Having Sex Vs Making Love
Sex & The Bedroom

Difference Between Having Sex Vs Making Love

At first glance, you would assume that there isn’t really much of a difference. After all, you use the phrases interchangeably all the time. However subtle the differences, they do exist. In the analysis of having sex versus making love, you will note the differences in the two phenomena with regards to where you do the dance, the person with whom you share the stage with and the particular motivation behind it.

Whilst both activities involve the use of genitalia – penetration and the arousal of – the intention behind it and how you use the instruments are quite telling of whether you are making love or having sex. Peep what I’ve discovered to be firm differences between making love and having sex.

1. The Context

When speaking of making love, a particular setting comes to mind. There is a certain amount of preparation that is put into making the encounter special. Candlelit dinner with rose petals on the floor, slow music playing in the background, personal grooming, worn lingeré all to make the sexual embrace an extraterrestial experience. Don’t get me wrong, I’m not trying to paint having sex with a bad brush.

Having sex is mindblowing, spontaneous, needs no setting – meaning that you can basically have sex anywhere, anytime! The adrenalin from having sex anywhere outside the confines of one’s comfort zone makes the experience exhilarating. The difference lies in the environment, whereby one caters for a secluded, intimate setting and the other does not.

Having Sex Vs Making Love

2. The Interrelation

Love-making is an experience one shares with the love of their lives. Words that come up when speaking about love-making are spiritual/life partner and soulmate. The reasoning behind that is that the emotional connection exhibited in that interaction extends beyond the biochemical experience that sex is.

Having sex on the other hand is purely a physical exercise, with both parties trying to get off. No connection needs to be struck because the experience may no last that long. The formula for having sex is that you need two or more consenting individuals and any setting – within the permutation that indulging in the activity in that setting will not constitute indecent exposure or contravention of any law. For instance, strangers have sex all the time, one night stands, hook ups at the club, the possibilities are endless.

3. The Objective

The primary objective of having sex is reaching a climax. It’s not hard to have a happy ending when that’s the main motivation owing to the fact that everyone knows what they like in the partner they choose to share the bed with. With some people size matters, some people find that the body appeal alone gets them halfway there.

It’s different with love-making. There is forethought, planning and attention-to-detail. Granted, getting off also fall in the parameters of love-making motives but it is not the most salient. Above and beyond the physical attraction, spiritual connection has to be found, a certain amount of vulnerability is needed since it’s such an emotional experience.

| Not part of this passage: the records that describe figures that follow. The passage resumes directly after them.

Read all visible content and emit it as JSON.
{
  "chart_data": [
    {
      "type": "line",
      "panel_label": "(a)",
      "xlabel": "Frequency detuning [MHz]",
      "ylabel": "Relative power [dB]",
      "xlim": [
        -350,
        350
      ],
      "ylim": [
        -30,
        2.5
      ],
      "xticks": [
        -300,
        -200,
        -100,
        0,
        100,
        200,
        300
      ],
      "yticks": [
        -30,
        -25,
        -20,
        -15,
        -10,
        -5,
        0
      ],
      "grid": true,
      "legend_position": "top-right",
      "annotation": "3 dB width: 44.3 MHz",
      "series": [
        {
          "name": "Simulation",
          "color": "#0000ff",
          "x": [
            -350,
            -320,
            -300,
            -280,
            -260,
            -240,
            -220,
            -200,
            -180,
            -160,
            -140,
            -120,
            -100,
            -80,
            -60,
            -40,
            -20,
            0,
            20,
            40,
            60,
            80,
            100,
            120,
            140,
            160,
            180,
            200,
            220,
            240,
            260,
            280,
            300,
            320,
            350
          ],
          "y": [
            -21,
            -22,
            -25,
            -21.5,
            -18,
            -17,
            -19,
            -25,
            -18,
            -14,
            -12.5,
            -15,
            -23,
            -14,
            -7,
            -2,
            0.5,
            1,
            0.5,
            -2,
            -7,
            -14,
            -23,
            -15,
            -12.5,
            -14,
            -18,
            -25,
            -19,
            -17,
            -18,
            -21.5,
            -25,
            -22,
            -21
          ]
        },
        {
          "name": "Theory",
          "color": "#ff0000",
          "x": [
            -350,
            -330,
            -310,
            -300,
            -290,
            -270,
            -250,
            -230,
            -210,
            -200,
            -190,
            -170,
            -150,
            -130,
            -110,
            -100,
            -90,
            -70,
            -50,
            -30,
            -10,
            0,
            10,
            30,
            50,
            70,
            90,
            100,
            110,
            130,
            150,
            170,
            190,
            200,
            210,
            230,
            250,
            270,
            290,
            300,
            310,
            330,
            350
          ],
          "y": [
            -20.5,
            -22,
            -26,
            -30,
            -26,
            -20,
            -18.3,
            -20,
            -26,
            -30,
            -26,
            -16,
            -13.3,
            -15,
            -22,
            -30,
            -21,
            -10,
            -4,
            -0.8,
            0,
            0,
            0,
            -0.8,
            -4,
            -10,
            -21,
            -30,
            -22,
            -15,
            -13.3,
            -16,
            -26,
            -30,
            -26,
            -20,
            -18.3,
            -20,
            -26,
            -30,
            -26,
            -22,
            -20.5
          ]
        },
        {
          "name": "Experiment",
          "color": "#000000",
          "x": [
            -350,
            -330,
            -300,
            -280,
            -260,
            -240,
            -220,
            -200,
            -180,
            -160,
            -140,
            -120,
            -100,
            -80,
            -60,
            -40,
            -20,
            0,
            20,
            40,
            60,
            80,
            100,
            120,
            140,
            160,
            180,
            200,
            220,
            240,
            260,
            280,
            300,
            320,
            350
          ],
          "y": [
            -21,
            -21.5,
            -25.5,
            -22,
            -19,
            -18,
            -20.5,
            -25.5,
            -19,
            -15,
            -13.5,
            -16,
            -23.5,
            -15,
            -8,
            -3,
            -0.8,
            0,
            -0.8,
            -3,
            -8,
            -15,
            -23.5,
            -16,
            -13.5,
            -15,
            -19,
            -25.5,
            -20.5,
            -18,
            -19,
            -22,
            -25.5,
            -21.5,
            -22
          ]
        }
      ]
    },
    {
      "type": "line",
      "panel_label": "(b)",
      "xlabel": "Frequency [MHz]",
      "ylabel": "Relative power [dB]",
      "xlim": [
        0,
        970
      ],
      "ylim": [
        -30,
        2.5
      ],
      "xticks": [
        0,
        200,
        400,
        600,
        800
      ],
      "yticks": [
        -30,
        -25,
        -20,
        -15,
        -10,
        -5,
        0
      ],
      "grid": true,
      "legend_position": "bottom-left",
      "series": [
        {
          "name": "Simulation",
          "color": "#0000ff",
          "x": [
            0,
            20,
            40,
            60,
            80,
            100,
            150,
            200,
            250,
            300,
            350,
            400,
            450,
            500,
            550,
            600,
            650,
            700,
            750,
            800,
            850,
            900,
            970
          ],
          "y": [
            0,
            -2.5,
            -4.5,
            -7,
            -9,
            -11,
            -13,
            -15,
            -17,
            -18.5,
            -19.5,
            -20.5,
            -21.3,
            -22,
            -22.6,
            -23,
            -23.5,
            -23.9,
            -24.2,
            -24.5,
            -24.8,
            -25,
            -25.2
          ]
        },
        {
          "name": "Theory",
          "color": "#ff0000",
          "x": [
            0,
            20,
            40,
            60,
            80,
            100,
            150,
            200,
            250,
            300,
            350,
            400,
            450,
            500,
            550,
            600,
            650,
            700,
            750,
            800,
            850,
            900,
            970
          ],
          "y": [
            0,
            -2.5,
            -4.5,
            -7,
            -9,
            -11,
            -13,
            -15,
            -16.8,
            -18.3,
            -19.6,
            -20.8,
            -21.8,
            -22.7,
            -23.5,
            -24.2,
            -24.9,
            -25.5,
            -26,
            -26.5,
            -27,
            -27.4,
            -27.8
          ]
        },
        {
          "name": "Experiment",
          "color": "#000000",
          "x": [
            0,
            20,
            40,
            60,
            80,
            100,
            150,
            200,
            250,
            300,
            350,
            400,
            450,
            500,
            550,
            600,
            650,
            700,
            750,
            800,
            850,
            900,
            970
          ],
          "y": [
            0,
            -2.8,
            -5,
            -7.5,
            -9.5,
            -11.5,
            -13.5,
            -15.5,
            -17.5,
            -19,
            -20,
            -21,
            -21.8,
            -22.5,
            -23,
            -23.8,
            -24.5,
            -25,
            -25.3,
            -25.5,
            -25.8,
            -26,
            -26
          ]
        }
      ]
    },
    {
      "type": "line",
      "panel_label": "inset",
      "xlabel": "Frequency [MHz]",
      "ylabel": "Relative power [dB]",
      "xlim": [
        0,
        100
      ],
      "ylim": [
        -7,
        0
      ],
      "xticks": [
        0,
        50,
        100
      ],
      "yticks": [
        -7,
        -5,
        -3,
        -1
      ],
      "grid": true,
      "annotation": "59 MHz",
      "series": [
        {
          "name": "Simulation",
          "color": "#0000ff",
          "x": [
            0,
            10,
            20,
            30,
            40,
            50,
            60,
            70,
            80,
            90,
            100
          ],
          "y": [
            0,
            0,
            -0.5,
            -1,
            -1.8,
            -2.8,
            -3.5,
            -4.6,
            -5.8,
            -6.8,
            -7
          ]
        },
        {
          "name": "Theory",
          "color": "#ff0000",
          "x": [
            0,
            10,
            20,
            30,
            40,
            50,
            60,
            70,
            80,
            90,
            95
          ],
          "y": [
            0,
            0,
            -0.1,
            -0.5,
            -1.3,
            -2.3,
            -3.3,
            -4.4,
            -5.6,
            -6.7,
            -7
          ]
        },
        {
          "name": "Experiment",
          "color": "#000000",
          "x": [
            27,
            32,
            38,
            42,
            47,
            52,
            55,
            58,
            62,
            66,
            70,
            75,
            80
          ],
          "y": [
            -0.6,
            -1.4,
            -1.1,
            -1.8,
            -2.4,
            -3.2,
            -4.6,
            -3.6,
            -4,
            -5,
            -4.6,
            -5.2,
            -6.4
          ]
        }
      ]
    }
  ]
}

Love-making is commonly followed by cuddling afterwards, this almost never happens when you have sex.

4. Positions/Comfortability

The last thing anyone is concerned about when having sex is how comfortable they are. On condition that the discomfort is still tolerable, the sexual escapade can continue. You have sex inside the car, small spaces like the toilet, in outrageously uncomfortable positions all in the name of fun.

When you make love to your person, comfort is important. The sexual positions are also limited because eye contacted needs to be maintained as well as locking lips. In most cases, when you make love there is time for four play, cuddling. This form of bonding takes place pre and post the act of sexual intercourse. That being said, if the couple is uncomfortable, they will refrain from remaining in that position any longer than they have to.

5. The Tempo

When the aim is to cum, the time it takes to get there matters…a lot. Almost animal-like, when having sex a person assumes a different personality, coupled with different gestures and movements. One regresses to a primitive state with rapid pelvic thrusting, fast gyration, and hard grinding being the order of the day.

With love-making, the tempo also matters, but in this case its how slow can you go. (As they say, it’s not a sprint, it’s a marathon). The seamless unhurried motion, gazing deep into each other’s eyes and wave-like harmonious rhythm form part of the composition of a night of love-making.

6. The Vocabulary

While in both cases couple’s talk during the sexual experience, the vocabulary differs. Talking dirty and in a derogatory nature (in an acceptable manner) is a consistent factor in having sex. Although one may be versed in the art of talking dirty during sex (thanks to porn), its always best to thread lightly to avert causing offence. Love-making has an assumed level of respect attached to it, hence certain sex talk, positions and settings are not synonymous with the act.

It is possible for the two (love-making & having sex) to coexist in a relationship, have sex when you just want a quickie before someone comes back and love-making after romantic evenings and celebrations. The alternative is also likely, in which a relationship can survive without making love. I am not quite confident in a 21st-century relationship’s survival without having sex.